La primera variable clave es el sueño. La evidencia científica sobre cambios de hora muestra que las transiciones horarias afectan la duración y la calidad del descanso, porque obligan al organismo a reajustar su reloj biológico. Una revisión reciente encontró efectos adversos sobre sueño y somnolencia tras las transiciones horarias, especialmente cuando el reloj social deja de coincidir bien con los ritmos circadianos.

Y esto importa mucho más de lo que parece. Dormir peor no solo se traduce en cansancio. También afecta el rendimiento físico, la motivación para entrenar y la actividad del día siguiente. Un estudio experimental publicado en Health Psychology mostró que restringir el sueño reduce la actividad física posterior en condiciones de vida real.
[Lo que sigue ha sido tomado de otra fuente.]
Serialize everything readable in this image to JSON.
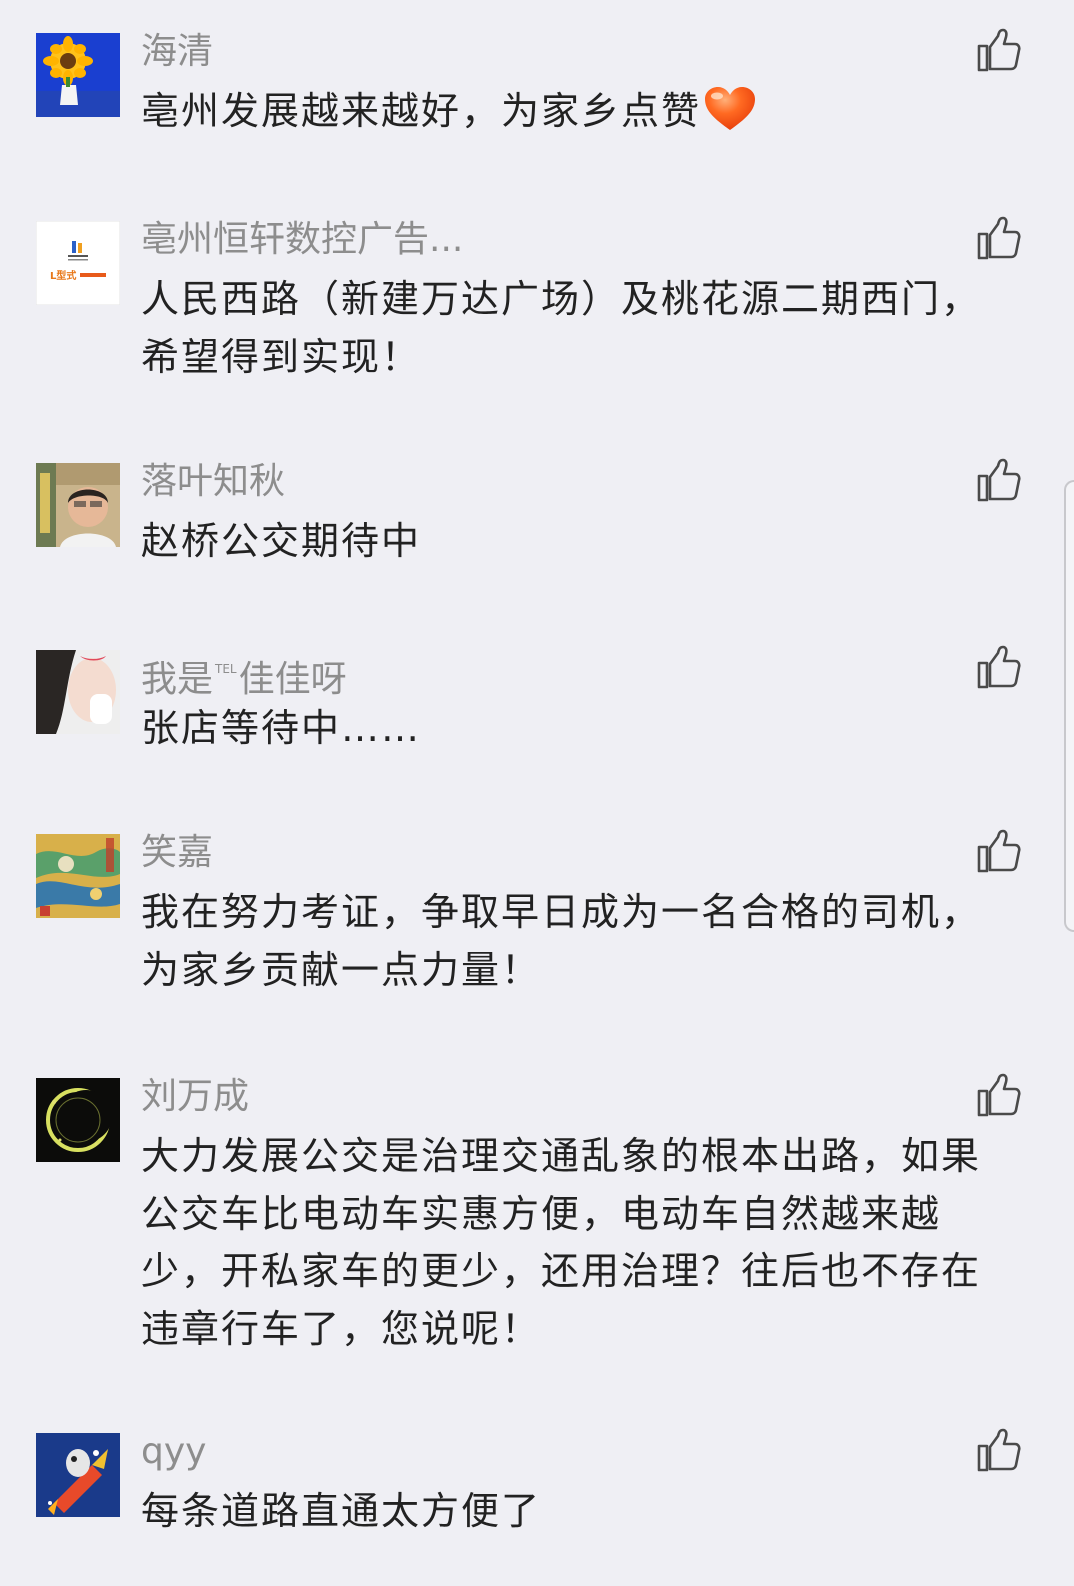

Es decir, cuando el descanso se desordena, moverse cuesta más.

Ahora bien, el cambio a horario de invierno en Chile tiene una particularidad. A diferencia del cambio de primavera, donde se suele perder una hora de sueño, en otoño el reloj se atrasa y eso puede favorecer una sensación inicial de mayor descanso. Pero ese aparente beneficio no resuelve todo. La evidencia también muestra que en invierno aumentan los comportamientos sedentarios y disminuye la actividad física ligera en comparación con otras épocas del año. Una revisión científica encontró que el comportamiento sedentario tiende a ser más alto en invierno, mientras la actividad ligera es menor.

Ahí aparece el verdadero impacto sobre la actividad física en la gente común. No es tanto que el cuerpo no pueda moverse, sino que el contexto se vuelve menos favorable. Anochece antes, bajan las temperaturas y muchas personas reducen sus caminatas, salidas o entrenamientos al aire libre. La ciencia ha mostrado que la luz de la tarde influye en los niveles de actividad física. Estudios observacionales encontraron que una mayor disponibilidad de luz vespertina se asocia con más actividad, tanto en adultos como en niños.

Eso tiene una traducción muy simple para la vida cotidiana. Cuando oscurece antes, la ventana real para moverse después del trabajo, del colegio o de la universidad se acorta. Y en personas que ya vienen con poco tiempo, ese detalle puede hacer toda la diferencia entre salir a caminar, ir al gimnasio o quedarse en casa.

Desde las ciencias del deporte, el mensaje no es alarmista, pero sí claro. El cambio de hora obliga a adaptarse. Durante los primeros días conviene ajustar gradualmente la hora de acostarse, mantener horarios de sueño consistentes, exponerse a luz natural en la mañana y no abandonar la rutina física solo porque cambió la luminosidad. En términos de entrenamiento, muchas veces lo más inteligente en esta etapa no es exigir más, sino ordenar mejor los horarios y proteger el descanso.

También hay una oportunidad interesante. El horario de invierno entrega más luz en la mañana, y eso puede favorecer a quienes entrenan temprano.

Exponerse a luz natural matinal ayuda a regular el reloj biológico y puede mejorar el estado de alerta durante el día.

La conclusión es simple. El cambio de hora no solo mueve el reloj: mueve hábitos. Puede afectar el sueño, bajar la disposición a hacer ejercicio y aumentar el sedentarismo si no se enfrenta con cierta estrategia. Pero también puede ser un buen momento para ordenar rutinas, volver a caminar en la mañana o replantear los horarios de entrenamiento.